“Let a hundred flowers bloom; let a hundred schools of thought contend.” The motto of the Hundred Flowers Campaign, set in motion by Chairman Mao Zedong in 1956, expresses a beautiful sentiment meant to encourage ideas and opinions, progress and growth. It is that encouragement and the utter failure of the movement that underlines and sets the backdrop for the award winning and bestselling author, Gail Tsukiyama’s, lastest novel, A Hundred Flowers. Tsukiyama shares the story of a family struggling in the wake of Sheng’s (a father, a son, and a husband) abduction by the Communist Party of China for the writing of a letter criticizing the government.
A year later, communication has ceased between Sheng and his family, and they don’t understand why, or how life can go on with out him. Sheng’s son, Tao, is afraid to ask his mother, Kai Ying, what his father did or where he’s gone, but the void he feels compels him to climb the large kapok tree growing in their courtyard for a glimpse at White Cloud Mountain, a sight he had enjoyed searching for with his father. When he falls, life takes another drastic turn for the small family.
The family must take comfort in each other and continue to hope for Sheng’s possible return, while also wondering if he ever will or if he’s even still alive. The secrets that lie between them push them apart and draw them together.

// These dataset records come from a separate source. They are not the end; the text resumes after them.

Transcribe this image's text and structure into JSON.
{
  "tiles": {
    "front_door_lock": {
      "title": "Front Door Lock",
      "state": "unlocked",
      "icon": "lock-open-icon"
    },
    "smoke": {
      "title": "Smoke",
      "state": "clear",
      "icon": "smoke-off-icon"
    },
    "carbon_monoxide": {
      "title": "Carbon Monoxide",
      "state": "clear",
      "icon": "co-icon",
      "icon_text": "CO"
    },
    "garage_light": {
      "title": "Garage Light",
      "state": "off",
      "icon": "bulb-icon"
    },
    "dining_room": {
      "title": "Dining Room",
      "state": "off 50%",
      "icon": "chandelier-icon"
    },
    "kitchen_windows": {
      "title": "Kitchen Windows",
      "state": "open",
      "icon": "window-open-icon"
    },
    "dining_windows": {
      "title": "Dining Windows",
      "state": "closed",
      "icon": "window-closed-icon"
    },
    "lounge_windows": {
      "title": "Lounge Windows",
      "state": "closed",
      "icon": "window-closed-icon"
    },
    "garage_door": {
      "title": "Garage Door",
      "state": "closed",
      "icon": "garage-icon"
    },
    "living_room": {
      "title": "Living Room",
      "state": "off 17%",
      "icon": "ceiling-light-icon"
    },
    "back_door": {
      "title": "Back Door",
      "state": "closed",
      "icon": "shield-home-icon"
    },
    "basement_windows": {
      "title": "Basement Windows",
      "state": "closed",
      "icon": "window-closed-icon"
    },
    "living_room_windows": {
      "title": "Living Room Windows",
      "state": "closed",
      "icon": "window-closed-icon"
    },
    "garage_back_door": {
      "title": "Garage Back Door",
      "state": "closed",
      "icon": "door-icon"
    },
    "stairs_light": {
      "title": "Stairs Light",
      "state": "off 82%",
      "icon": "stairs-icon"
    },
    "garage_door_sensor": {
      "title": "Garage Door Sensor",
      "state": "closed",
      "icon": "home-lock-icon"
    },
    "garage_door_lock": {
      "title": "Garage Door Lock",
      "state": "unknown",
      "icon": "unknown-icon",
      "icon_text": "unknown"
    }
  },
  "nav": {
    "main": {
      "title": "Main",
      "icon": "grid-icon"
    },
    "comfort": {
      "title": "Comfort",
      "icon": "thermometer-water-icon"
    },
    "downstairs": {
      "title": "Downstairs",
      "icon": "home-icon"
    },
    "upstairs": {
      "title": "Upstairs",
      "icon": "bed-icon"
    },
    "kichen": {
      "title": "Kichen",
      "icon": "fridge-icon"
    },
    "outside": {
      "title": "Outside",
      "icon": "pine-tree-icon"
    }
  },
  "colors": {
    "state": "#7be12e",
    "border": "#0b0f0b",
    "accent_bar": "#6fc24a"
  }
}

To reveal the truth and set things straight, Sheng’s father sets off on an adventure that takes him to the edge of his resources and introduces a new friend and a new hope for his family. The cast of characters is brimming with realistic examples of strength, compassion, and hopefulness, but they all experience the lows of life as well: the losses, the fears, or the occasions when life doesn’t feel worth living. By exploring the path that brought them all together, the family sees that they are bound to each other in a support system that promises that the future will be, if not brighter, at least existent; they will survive.
This brilliant portrayal of a family torn half apart and mending like the kapok tree that Tao falls from is brought to life by the familiar voice of Simon Vance (The Third Reich by Roberto Bolano, reviewed in Vol.4 No. 27). I was happy and not surprised to discover that Vance won the 2012 Audie Award for Best Male Narrator, and he doesn’t disappoint in A Hundred Flowers. He brings Sheng’s family to life with his warm and inviting voice. Tsukiyama’s story and Vance’s voice make for a delightful journey into the early years of Communist China, when the promise of a better China never seemed so bleak.